3.2.2. The logins file will have the following fields, in order:
	3.2.2.1. Timestamp - mm/dd/yyyy hh:mm format.
	3.2.2.2. eduPersonAffiliation - (Student|Staff|Faculty)
	3.2.2.3. cmuDepartment - string
	3.2.2.4. cmuStudentClass - (Freshman|Sophomore|Junior|Senior|5thYear|GradStudent)
	3.2.2.5. MachinePlatform - from the cluster-machines input file
	3.2.2.6. MachineLocation - from the cluster-machines input file
3.2.3. Sample bulk login output can be found in /afs/andrew/acs/ac/clusters/login-stats/yyyy-mm-dd-logins-sample


3.3. Summary Data
3.3.1. The second output file, yyyy-mm-dd-summmary will contain summary information about user logins. This file will also be TAB-delimited. The file will have one unique platform/room/date combination per line.

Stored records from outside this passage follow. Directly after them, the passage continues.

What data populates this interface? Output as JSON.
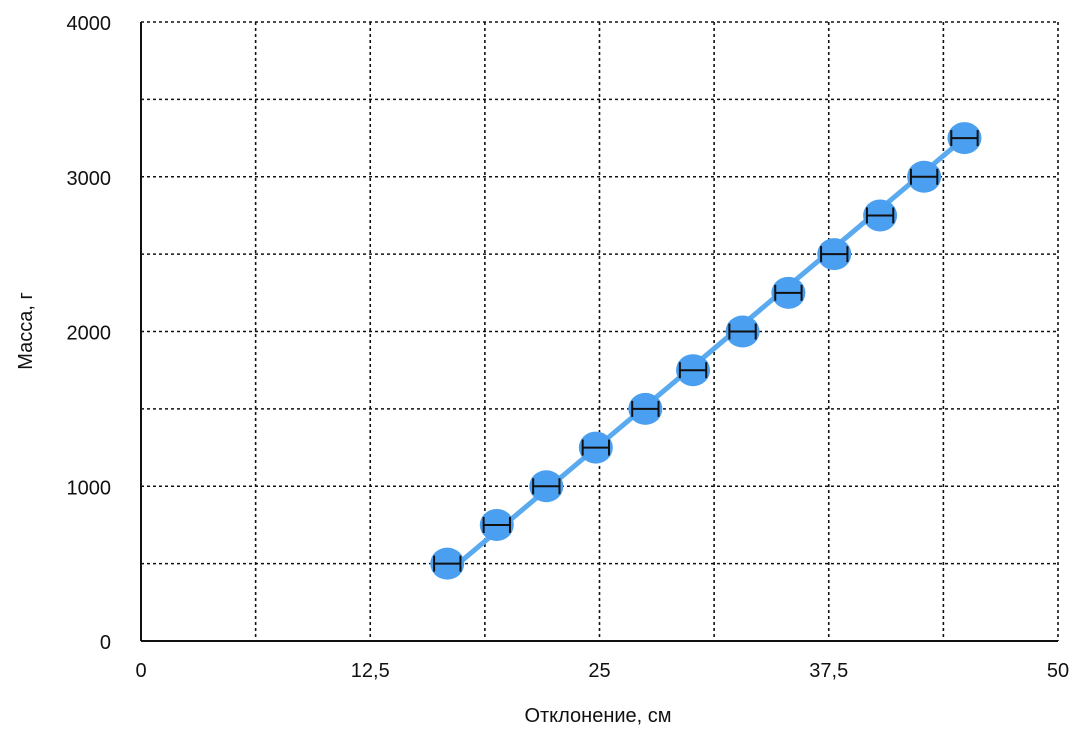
{
  "chart_data": {
    "type": "scatter",
    "xlabel": "Отклонение, см",
    "ylabel": "Масса, г",
    "xlim": [
      0,
      50
    ],
    "ylim": [
      0,
      4000
    ],
    "x_ticks": [
      "0",
      "12,5",
      "25",
      "37,5",
      "50"
    ],
    "x_tick_values": [
      0,
      12.5,
      25,
      37.5,
      50
    ],
    "y_ticks": [
      "0",
      "1000",
      "2000",
      "3000",
      "4000"
    ],
    "y_tick_values": [
      0,
      1000,
      2000,
      3000,
      4000
    ],
    "x_minor_grid": [
      6.25,
      18.75,
      31.25,
      43.75
    ],
    "y_minor_grid": [
      500,
      1500,
      2500,
      3500
    ],
    "grid": true,
    "series": [
      {
        "points": [
          {
            "x": 16.7,
            "y": 500,
            "x_err": 0.5
          },
          {
            "x": 19.4,
            "y": 750,
            "x_err": 0.5
          },
          {
            "x": 22.1,
            "y": 1000,
            "x_err": 0.5
          },
          {
            "x": 24.8,
            "y": 1250,
            "x_err": 0.5
          },
          {
            "x": 27.5,
            "y": 1500,
            "x_err": 0.5
          },
          {
            "x": 30.1,
            "y": 1750,
            "x_err": 0.5
          },
          {
            "x": 32.8,
            "y": 2000,
            "x_err": 0.5
          },
          {
            "x": 35.3,
            "y": 2250,
            "x_err": 0.5
          },
          {
            "x": 37.8,
            "y": 2500,
            "x_err": 0.5
          },
          {
            "x": 40.3,
            "y": 2750,
            "x_err": 0.5
          },
          {
            "x": 42.7,
            "y": 3000,
            "x_err": 0.5
          },
          {
            "x": 44.9,
            "y": 3250,
            "x_err": 0.5
          }
        ],
        "trendline": {
          "x_start": 16.7,
          "y_start": 440,
          "x_end": 44.9,
          "y_end": 3250
        },
        "color": "#4a9ff0",
        "line_color": "#5aaaf0"
      }
    ]
  }
}
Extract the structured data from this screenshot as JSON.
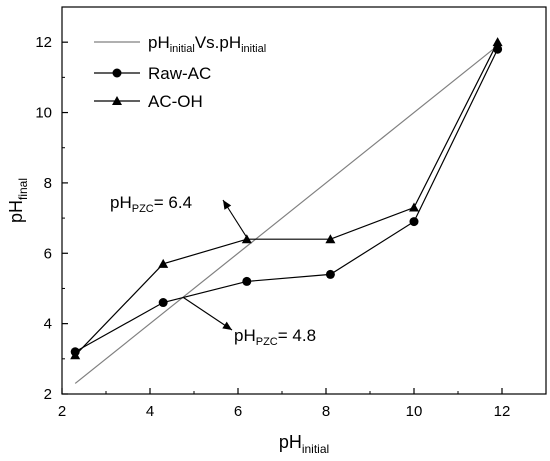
{
  "chart_data": {
    "type": "line",
    "xlabel": {
      "main": "pH",
      "sub": "initial"
    },
    "ylabel": {
      "main": "pH",
      "sub": "final"
    },
    "xlim": [
      2,
      13
    ],
    "ylim": [
      2,
      13
    ],
    "xticks": [
      2,
      4,
      6,
      8,
      10,
      12
    ],
    "yticks": [
      2,
      4,
      6,
      8,
      10,
      12
    ],
    "grid": false,
    "legend_position": "top-left",
    "series": [
      {
        "name": {
          "p1": "pH",
          "s1": "initial",
          "p2": "Vs.pH",
          "s2": "initial"
        },
        "marker": "none",
        "color": "#808080",
        "x": [
          2.3,
          11.9
        ],
        "y": [
          2.3,
          11.9
        ]
      },
      {
        "name": "Raw-AC",
        "marker": "circle",
        "color": "#000000",
        "x": [
          2.3,
          4.3,
          6.2,
          8.1,
          10.0,
          11.9
        ],
        "y": [
          3.2,
          4.6,
          5.2,
          5.4,
          6.9,
          11.8
        ]
      },
      {
        "name": "AC-OH",
        "marker": "triangle",
        "color": "#000000",
        "x": [
          2.3,
          4.3,
          6.2,
          8.1,
          10.0,
          11.9
        ],
        "y": [
          3.1,
          5.7,
          6.4,
          6.4,
          7.3,
          12.0
        ]
      }
    ],
    "annotations": [
      {
        "main": "pH",
        "sub": "PZC",
        "suffix": "= 6.4",
        "value": 6.4
      },
      {
        "main": "pH",
        "sub": "PZC",
        "suffix": "= 4.8",
        "value": 4.8
      }
    ]
  }
}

3.3.2. It will contain the fields:
	3.3.2.1. Date - mm/dd/yyyy
	3.3.2.2. MachinePlatform - from the cluster-machines input file
	3.3.2.3. MachineLocation - from the cluster-machines input file
	3.3.2.4. totalLogins - int
	3.3.2.5. uniqueUserLogins - int (number of unique users seen)
3.3.3. The script will also generate daily totals by MachinePlatform, MachineLocation, and both. (see sample output)
3.3.4. Sample summary data can be found in /afs/andrew/acs/ac/clusters/login-stats/yyyy-mm-dd-summary-sample


3.4. Missing values in any output file will be indicated by "NIL".